Depolymerisation is an indirect method of analysis allowing to gain information such as average degree of polymerisation, percentage of galloylation, etc. The depolymerised sample can be injected on a mass spectrometer with an electrospray ionization source, only able to form ions with smaller molecules.

==== Oxidative depolymerisation ====
The butanol–hydrochloric acid–iron assay (Porter assay) is a colorimetric assay. It is based on acid catalysed oxidative depolymerization of condensed tannins into corresponding anthocyanidins. The method has also been used for determination of bound condensed tannins, but has limitations.
This reagent has recently been improved considerably by inclusion of acetone.

==== Non-oxidative chemical depolymerisation ====
The condensed tannins can nevertheless undergo acid-catalyzed cleavage in the presence of (an excess of) a nucleophile like phloroglucinol (reaction called phloroglucinolysis), benzyl mercaptan (reaction called thiolysis), thioglycolic acid (reaction called thioglycolysis) or cysteamine. These techniques are generally called depolymerisation and give information such as average degree of polymerisation or percentage of galloylation. These are SN1 reactions, a type of substitution reaction in organic chemistry, involving a carbocation intermediate under strongly acidic conditions in polar protic solvents like methanol. The reaction leads to the formation of free and derived monomers that can be further analyzed. The free monomers correspond to the terminal units of the condensed tannins chains. If thiolysis is done directly on plant material (rather than on purified tannins), it is, however, important to subtract naturally occurring free flavanol monomers from the concentration of terminal units that are released during depolymerisation.

Reactions are generally made in methanol, especially thiolysis, as benzyl mercaptan has a low solubility in water. They involve a moderate (40 to 90 C) heating for a few minutes. Epimerisation may happen.

Phloroglucinolysis can be used for instance for proanthocyanidins characterisation in wine or in the grape seed and skin tissues.

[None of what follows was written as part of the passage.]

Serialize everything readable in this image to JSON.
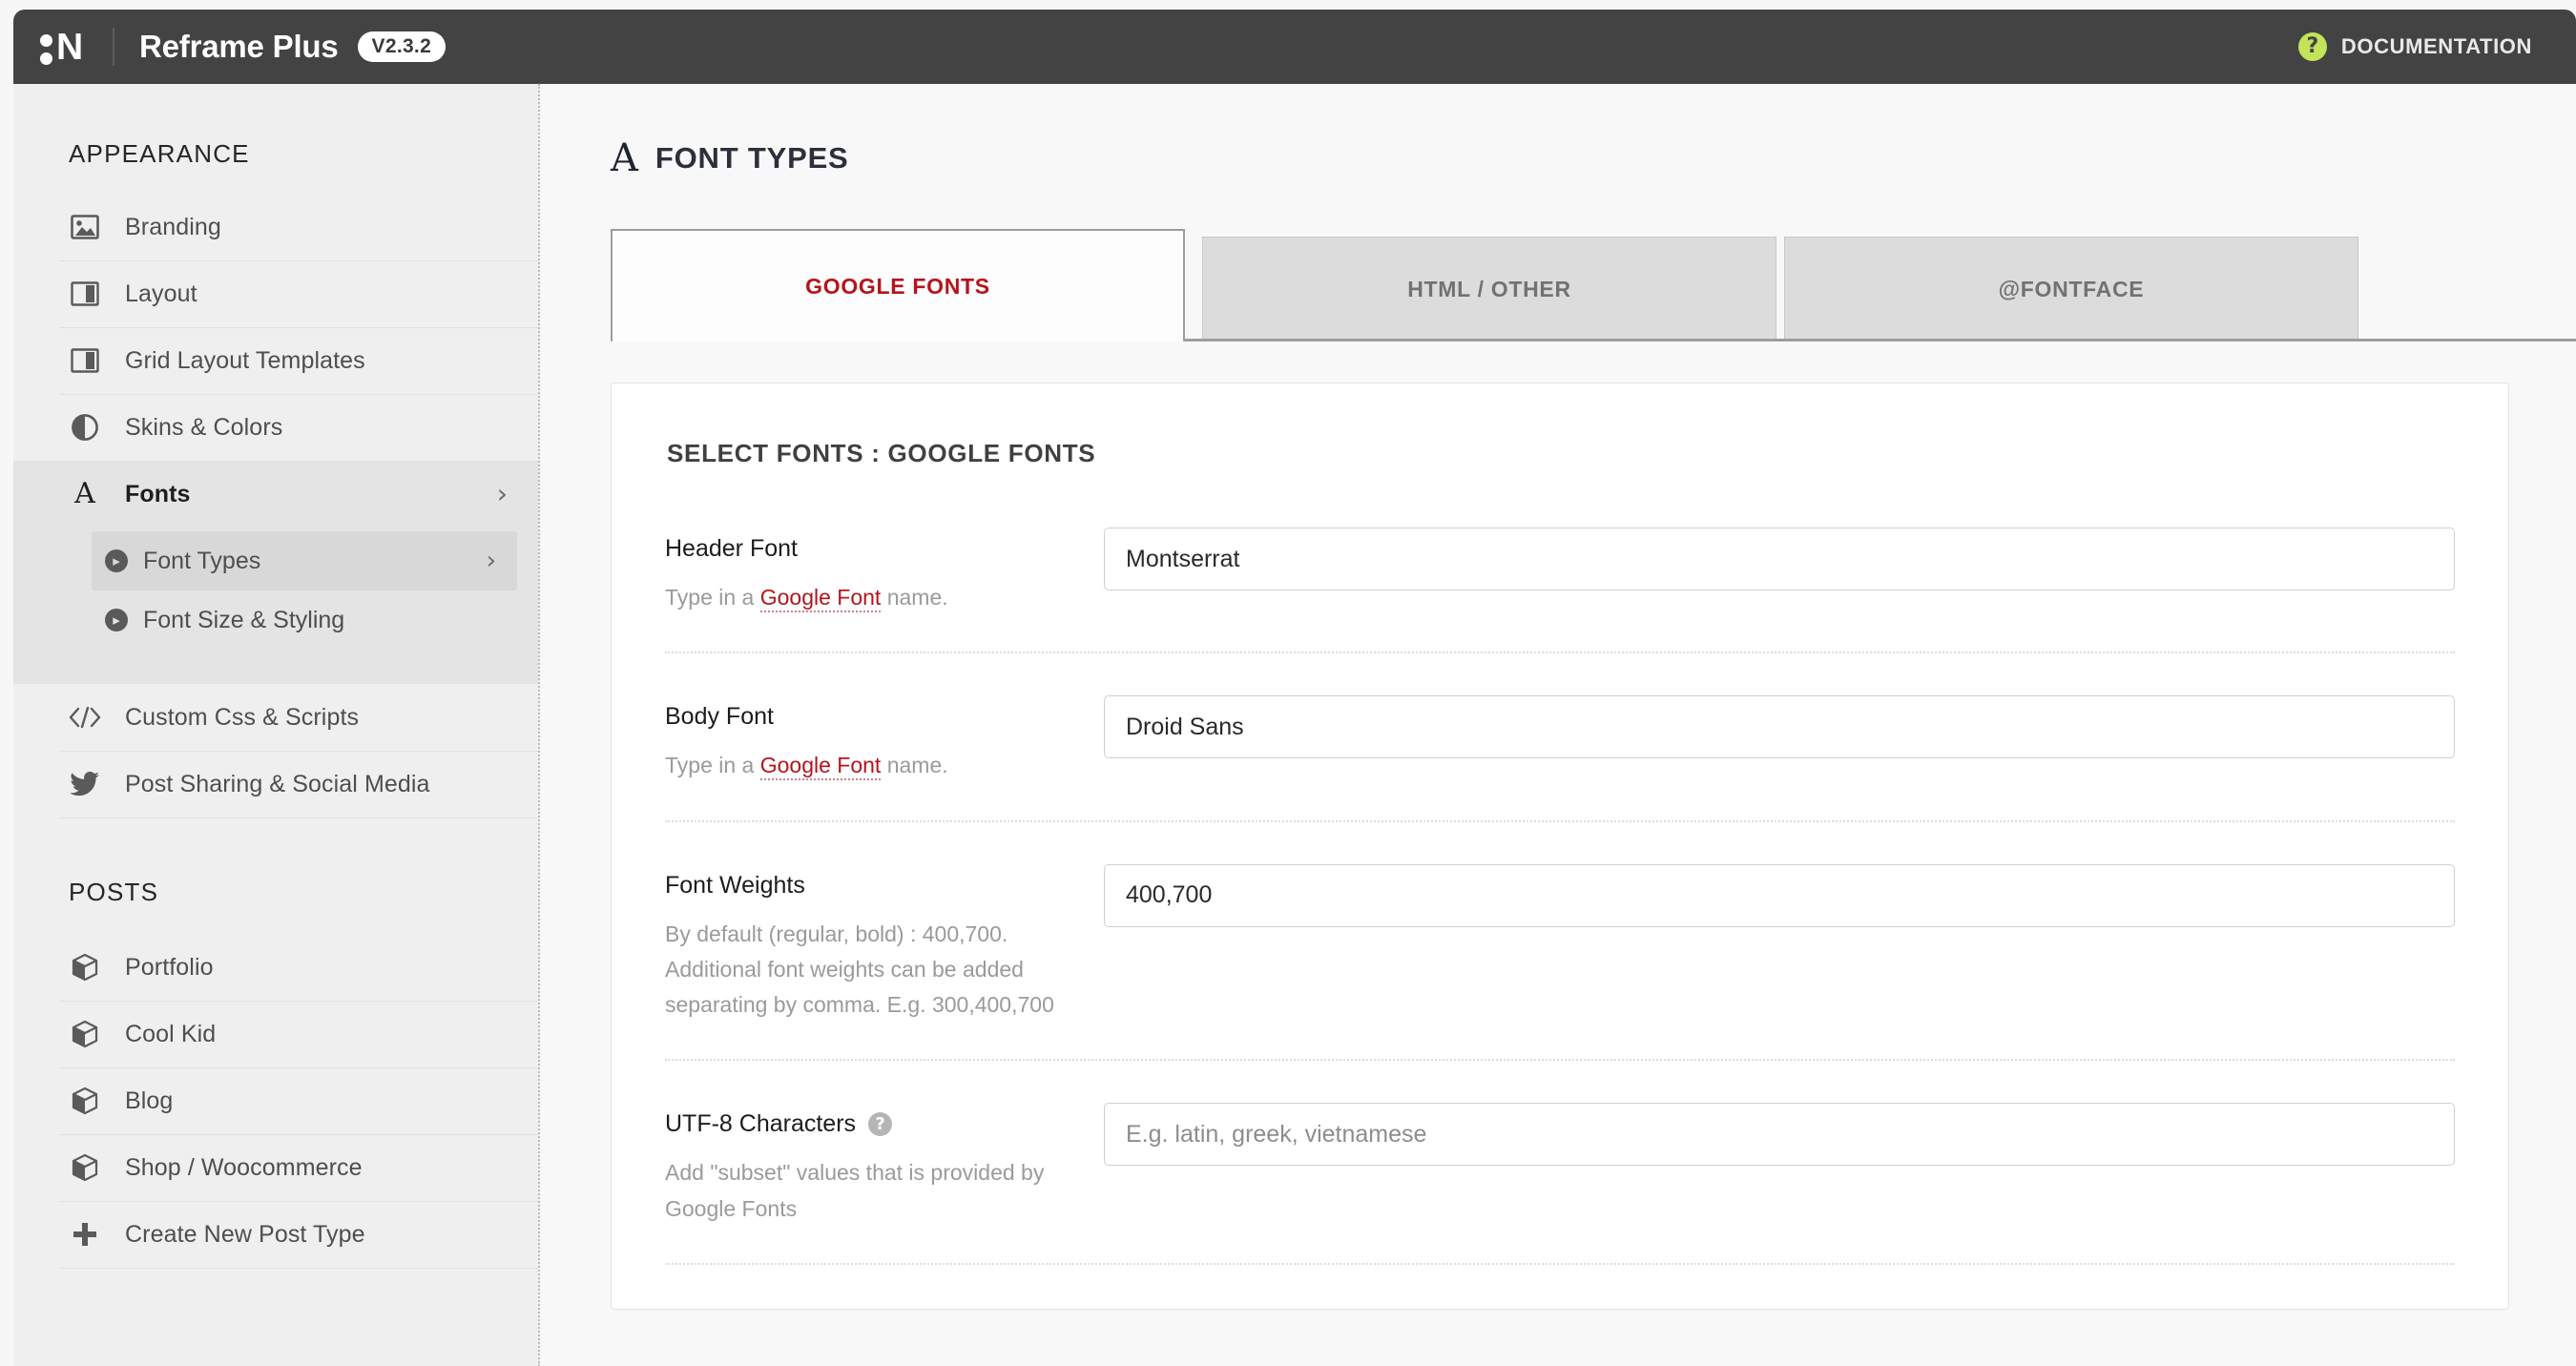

Thioglycolysis can be used to study proanthocyanidins or the oxidation of condensed tannins. It is also used for lignin quantitation. Reaction on condensed tannins from Douglas fir bark produces epicatechin and catechin thioglycolates.

Condensed tannins from Lithocarpus glaber leaves have been analysed through acid-catalyzed degradation in the presence of cysteamine.